Journeying into the business world... one undiscovered culture at a time

Welcome to [Per]Suit of Anthropology, a blog dedicated to the exploration of modern business trends and perspectives from the view of anthropologist, with a special emphasis on cultural understandings of work-life balance and disability rights in the workplace. This blog is a way for me to connect two sides of my professional self that I see in constant dialogue. Though the business world and the anthropological world may not believe it - they have more in common and more to learn from one another than readily acknowledged.
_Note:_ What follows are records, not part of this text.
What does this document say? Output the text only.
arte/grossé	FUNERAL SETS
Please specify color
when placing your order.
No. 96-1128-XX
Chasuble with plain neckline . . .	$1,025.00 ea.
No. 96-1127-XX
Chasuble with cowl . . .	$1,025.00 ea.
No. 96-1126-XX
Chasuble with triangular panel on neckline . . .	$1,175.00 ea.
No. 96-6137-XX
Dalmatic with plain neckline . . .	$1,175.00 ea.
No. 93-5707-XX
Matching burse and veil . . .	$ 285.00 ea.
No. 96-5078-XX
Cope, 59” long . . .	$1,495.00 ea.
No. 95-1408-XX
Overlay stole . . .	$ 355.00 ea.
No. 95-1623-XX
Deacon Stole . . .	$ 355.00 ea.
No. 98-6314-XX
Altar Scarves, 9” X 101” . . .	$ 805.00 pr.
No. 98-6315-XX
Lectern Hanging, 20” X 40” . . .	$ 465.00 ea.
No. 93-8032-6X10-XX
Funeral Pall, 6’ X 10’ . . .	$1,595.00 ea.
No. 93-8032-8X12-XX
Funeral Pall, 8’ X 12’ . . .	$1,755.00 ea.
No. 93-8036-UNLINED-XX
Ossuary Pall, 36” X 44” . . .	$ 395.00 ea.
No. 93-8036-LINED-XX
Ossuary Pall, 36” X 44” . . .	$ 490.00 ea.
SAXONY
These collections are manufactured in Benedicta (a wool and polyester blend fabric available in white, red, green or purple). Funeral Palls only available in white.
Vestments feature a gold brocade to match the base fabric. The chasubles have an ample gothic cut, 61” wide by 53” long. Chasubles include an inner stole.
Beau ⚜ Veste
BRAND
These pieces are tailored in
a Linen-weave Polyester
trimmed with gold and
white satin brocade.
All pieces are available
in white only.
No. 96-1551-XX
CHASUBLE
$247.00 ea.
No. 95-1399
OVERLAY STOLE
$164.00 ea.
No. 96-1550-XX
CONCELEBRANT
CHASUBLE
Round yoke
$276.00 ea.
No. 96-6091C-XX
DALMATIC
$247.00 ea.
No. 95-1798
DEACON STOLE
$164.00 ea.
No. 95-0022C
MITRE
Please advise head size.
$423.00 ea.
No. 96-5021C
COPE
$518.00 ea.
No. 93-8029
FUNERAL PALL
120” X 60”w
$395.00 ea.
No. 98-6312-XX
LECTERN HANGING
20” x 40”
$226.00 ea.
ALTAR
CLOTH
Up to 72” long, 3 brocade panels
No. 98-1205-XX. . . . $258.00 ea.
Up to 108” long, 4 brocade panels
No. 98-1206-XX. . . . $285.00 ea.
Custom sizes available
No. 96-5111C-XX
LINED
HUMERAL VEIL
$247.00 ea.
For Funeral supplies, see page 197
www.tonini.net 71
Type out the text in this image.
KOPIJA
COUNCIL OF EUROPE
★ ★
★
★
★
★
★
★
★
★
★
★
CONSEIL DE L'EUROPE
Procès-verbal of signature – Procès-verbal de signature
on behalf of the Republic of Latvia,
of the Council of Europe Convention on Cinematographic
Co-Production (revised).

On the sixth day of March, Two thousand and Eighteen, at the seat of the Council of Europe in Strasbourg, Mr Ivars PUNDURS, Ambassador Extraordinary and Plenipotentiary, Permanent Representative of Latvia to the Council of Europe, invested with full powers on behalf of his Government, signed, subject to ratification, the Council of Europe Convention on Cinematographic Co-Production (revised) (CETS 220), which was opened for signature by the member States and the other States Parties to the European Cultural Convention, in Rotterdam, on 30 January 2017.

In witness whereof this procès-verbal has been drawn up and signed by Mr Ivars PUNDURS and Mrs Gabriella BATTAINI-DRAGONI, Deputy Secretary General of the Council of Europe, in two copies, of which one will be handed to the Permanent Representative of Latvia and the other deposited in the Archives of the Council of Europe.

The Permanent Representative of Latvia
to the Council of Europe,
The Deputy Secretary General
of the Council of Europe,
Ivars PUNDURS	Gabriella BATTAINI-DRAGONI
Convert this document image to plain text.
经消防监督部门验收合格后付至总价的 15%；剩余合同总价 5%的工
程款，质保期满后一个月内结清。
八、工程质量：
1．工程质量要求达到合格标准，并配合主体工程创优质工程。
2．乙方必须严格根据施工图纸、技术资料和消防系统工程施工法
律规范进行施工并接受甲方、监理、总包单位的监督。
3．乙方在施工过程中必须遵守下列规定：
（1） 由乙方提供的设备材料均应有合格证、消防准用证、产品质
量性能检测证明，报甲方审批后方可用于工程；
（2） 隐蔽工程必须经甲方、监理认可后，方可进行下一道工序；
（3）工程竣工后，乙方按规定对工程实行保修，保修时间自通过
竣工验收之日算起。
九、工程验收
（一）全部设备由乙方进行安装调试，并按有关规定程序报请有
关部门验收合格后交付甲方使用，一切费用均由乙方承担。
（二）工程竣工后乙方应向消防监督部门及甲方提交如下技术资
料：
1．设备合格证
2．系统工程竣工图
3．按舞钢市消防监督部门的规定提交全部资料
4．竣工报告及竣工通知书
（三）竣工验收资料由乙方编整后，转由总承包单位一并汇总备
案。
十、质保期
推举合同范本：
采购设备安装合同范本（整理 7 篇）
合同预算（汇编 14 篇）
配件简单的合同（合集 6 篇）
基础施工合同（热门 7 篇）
Topics covered include: Western business practices and the impact of those decisions on socio-cultural institutions worldwide, invisible disabilities, Ignatian spirituality, work-life balance, and some discussion of issues of tourism and its impacts on culture, and common human capital practices in private industry and government.

Monday, July 9, 2012

Whose culture is it?

Over the weekend I was quite surprised to hear word that the Chinese government plans to build a Tibetan theme park outside the city of Lhasa, Tibet.  I first heard about the news via some Twitter feeds, and then proceeded to read some articles about the news online.

I must say that this move does not surprise me in the least.  When I was in Tibet in 2004, you could already observe a move such as this in the works.  There were "Traditional Villages" scattered throughout the Tibetan countryside, where busloads of Chinese tourists would pull up, and the local villagers would don their fine ceremonial garb and proceed to partake in shows and games to the delight of the audiences.  While the dances and games and shows the native villagers in the area displayed were not not authentic, it was more a matter of the timing and the manner in which they were displayed that bugged many in my group.  The dances or games were often items saved for a holiday, or a feast, and were not examples of "everyday" Tibetan life.

The display of Tibetan culture was also seen in the local clubs, or nangmas,  that are found all throughout Lhasa.  These night-clubs, frequented by both Tibetans, Chinese and tourists from around the world are perhaps one of the most bizarre scenes of cultural displays I have ever witnessed.  Picture this - 11pm at night you are sitting in a dark, crowded club with the music, the lights, the disco beats, when all of a sudden a young woman in traditional, colorful Tibetan clothing steps out on stage and begins to sing a traditional Tibetan love song, while the screen behind her flashes beautiful scenes of the countryside.  The club goes wild, everyone gets up to dance and enjoys a spectacle that I can only describe as modern Tibetan in its entirety.

A few years back, I published an article relating all these themes, and asked the questions "Whose culture is it to define?"  And this question has never been more relevant.  The comments in the Guardian piece I quoted above reflect a naivete on all parts - as the one voice missing from the conversation is that of local Tibetans.  It is true that the recent politics of the Chinese government can come under speculation and scrutiny - especially given the recent spate of self-immolation undertaken as a protest to Chinese rule.  Yet, it can also be said that what the Chinese are doing is not at all different from what the US did to Native Americans, or what the European colonies did to S. America and African nations.  The only difference in this time and age is that we are currently living in a consumerist society where everything (and I mean everything) takes on an identity of commodification.

As I concluded in my paper, and post again here,

"The exoticization of Tibet by China [and Western cultures] inadvertently cheapens its culture and prevents Tibetans from having the freedom to identify it for themselves and to lead their own lives freely.  The true reality of Tibetan culture, a rapidly changing and redefined identity, is then lost amidst the flashes of cameras and glimpes of a culture that existed long ago and no longer exists today."  

I, for one, do not think it wrong that people are alarmed by the idea of building a theme park when such a rich cultural tradition and artifacts already exist in Lhasa.  The Chinese government, for their part say that the purpose of the theme-park is to draw crowds away from these ancient structures so that the increasing footprint of the tourist does less harm to places such as the Potala Palace and Jokhang Temple, and nearby monasteries.  In fact, the Chinese tourist population alone dwarfs the rest of the world - and numbers of people who have travelled to Tibet despite restrictions on the part of Western tourists, have jumped dramatically.

Unfortunately though, we are all partners to this cultural commodification - we live in a consumerist society.  A society which China is quickly become a member of, if not a key driver in defining what has value, and what does not.  ANy time we travel and buy some item from a stall, or take a photo with a 'gladiator' posing outside the coliseum, we partake in this same commodification.  It is the way our world is.  For China to take advantage,while also promoting a culture is no different than what Walt Disney did when they created the Epcot Center.  Culture on display, and for sale.  Yet - at the same time many people's only interaction with these cultures is through a display like that in Epcot Center.  It is not truly authentic - but then what is?  Culture shifts so rapidly, and changes so frequently that we are not the ones to dictate what authenticity or tradition is.  All we can do is watch, observe, and speak the truth to our own experiences and our own culture.